The SuperVan features a composite body with some styling elements that echo the Ford GT race car, including its tapered greenhouse with flow-through bodywork and large rear diffuser.
It’s all supported by a steel spaceframe and the interior is stripped out save for the driver’s controls and a large touchscreen display like the ones in the Ford Mustang Mach-E and F-150 Lightning.
The powertrain consists of four electric motors with a combined output of 1,973 hp (2,000 PS or metric horsepower), a 50 kWh battery pack and power controls that can handle high output scenarios, like accelerating to 60 mph in less than two seconds.
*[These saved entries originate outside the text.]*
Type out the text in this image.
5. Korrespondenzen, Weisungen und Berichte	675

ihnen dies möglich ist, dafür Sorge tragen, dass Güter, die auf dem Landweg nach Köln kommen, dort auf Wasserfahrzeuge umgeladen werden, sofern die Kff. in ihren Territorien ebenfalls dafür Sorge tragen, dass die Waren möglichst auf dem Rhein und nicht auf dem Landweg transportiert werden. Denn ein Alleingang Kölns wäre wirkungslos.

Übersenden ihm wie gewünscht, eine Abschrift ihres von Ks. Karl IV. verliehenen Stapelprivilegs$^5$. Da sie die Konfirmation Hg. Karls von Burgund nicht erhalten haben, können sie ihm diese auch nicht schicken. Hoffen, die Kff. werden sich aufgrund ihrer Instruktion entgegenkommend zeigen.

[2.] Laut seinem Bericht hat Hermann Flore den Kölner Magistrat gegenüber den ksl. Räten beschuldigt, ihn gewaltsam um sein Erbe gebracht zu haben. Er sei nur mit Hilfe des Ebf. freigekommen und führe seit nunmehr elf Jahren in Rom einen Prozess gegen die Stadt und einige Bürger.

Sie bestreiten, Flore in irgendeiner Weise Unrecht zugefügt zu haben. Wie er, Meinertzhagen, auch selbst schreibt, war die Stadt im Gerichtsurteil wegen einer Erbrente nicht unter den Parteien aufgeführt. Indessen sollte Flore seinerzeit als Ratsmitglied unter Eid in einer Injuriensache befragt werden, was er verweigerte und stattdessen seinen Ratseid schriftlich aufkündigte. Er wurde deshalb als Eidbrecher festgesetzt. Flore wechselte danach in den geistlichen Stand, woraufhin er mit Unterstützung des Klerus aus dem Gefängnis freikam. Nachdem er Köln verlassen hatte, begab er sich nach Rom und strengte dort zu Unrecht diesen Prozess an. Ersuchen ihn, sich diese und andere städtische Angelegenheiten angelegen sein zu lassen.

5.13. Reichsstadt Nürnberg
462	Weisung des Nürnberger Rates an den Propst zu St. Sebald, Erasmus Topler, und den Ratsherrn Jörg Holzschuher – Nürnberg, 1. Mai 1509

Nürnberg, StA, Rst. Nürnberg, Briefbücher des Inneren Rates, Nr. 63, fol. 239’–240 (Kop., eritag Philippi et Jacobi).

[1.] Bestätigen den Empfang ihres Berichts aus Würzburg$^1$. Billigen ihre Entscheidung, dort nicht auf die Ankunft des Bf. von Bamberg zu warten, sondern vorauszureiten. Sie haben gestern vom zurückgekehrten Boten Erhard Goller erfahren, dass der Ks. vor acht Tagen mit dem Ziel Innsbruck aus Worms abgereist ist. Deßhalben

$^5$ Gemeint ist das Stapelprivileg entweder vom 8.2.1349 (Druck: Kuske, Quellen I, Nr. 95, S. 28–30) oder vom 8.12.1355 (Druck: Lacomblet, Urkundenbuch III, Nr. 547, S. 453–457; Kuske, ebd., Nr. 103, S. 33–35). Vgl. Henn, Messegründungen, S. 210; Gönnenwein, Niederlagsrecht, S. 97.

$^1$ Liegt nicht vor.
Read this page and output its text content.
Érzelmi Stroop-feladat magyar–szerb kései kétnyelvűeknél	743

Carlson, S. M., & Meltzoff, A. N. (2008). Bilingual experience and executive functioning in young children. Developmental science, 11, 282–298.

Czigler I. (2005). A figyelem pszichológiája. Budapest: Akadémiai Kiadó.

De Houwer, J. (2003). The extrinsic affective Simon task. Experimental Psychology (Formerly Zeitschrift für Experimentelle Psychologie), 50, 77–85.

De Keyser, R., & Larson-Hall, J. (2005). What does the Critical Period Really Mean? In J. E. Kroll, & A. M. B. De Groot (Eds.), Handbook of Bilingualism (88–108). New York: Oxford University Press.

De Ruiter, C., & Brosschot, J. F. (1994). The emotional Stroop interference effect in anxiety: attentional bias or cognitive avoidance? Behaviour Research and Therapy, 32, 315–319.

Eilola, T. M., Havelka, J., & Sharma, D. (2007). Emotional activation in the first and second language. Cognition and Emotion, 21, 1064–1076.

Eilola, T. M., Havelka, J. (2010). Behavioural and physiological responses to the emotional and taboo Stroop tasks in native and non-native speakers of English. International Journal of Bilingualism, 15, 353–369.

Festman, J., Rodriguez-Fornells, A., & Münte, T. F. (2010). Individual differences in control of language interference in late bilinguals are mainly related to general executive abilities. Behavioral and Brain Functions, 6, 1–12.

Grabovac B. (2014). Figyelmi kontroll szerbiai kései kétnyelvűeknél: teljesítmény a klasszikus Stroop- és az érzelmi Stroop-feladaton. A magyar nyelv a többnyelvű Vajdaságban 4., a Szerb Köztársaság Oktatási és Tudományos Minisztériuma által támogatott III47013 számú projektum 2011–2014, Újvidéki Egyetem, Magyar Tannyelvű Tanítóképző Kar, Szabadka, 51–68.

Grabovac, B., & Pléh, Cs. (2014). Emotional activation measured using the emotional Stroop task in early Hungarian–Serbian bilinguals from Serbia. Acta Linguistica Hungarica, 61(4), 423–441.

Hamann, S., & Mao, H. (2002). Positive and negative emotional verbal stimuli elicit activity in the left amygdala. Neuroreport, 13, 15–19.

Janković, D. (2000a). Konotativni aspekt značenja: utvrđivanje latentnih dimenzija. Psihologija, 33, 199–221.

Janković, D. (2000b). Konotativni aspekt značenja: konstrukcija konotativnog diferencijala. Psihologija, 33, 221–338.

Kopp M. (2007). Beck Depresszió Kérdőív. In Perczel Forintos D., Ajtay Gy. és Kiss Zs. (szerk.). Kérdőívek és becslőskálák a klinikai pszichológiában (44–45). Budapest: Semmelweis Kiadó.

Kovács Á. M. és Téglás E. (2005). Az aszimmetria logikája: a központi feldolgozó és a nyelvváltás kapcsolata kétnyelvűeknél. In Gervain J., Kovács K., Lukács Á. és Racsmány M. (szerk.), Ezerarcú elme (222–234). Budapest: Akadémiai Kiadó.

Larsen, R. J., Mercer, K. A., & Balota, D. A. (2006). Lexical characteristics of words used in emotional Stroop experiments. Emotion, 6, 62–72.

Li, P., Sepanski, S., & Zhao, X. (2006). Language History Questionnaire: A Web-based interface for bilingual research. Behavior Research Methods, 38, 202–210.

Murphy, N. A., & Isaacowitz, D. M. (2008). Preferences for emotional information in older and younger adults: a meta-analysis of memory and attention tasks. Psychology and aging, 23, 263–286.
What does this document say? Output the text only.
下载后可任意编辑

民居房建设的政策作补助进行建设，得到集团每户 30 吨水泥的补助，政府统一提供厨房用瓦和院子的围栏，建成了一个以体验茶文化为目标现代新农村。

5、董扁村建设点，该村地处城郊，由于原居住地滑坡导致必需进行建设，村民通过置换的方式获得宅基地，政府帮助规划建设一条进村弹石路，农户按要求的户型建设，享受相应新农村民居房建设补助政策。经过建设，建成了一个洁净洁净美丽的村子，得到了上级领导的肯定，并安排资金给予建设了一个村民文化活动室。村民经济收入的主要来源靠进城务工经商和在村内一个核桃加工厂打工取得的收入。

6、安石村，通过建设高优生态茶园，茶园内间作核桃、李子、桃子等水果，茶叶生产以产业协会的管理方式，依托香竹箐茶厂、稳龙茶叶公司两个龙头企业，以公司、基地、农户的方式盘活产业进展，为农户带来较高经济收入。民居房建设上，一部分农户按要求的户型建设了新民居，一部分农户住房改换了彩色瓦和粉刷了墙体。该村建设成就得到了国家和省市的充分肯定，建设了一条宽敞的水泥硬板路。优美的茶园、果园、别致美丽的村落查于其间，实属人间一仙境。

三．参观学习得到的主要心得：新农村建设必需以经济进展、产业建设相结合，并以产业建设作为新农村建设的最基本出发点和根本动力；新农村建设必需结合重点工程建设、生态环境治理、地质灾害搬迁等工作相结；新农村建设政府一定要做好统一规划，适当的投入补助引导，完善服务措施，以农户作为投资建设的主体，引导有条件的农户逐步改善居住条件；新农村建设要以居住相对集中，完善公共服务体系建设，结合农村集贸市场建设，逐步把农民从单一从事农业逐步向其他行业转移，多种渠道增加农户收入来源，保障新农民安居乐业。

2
“We’re bringing SuperVan into the 21st century with 2,000 PS of all-electric power for unmatched excitement and unmistakable styling inspired by the new E-Transit Custom. But performance isn’t all about horsepower – the Electric SuperVan’s processing power means engineers can use real-time vehicle data to optimize its performance, just like on a top-level racing car,” Mark Rushbrook, global director, Ford Performance Motorsports, said.
The SuperVan’s programming includes a variety of drive modes that modify its characteristics for track driving, drag racing, drifting, etc., and even includes a “tire cleaning” setting that locks the brakes at one end while the other does a burnout.
The production version of the E-Transit can’t do that. It is a rear-wheel-drive van with 266 hp and a driving range of up to 126 miles per charge that starts at $51,880 in the U.S.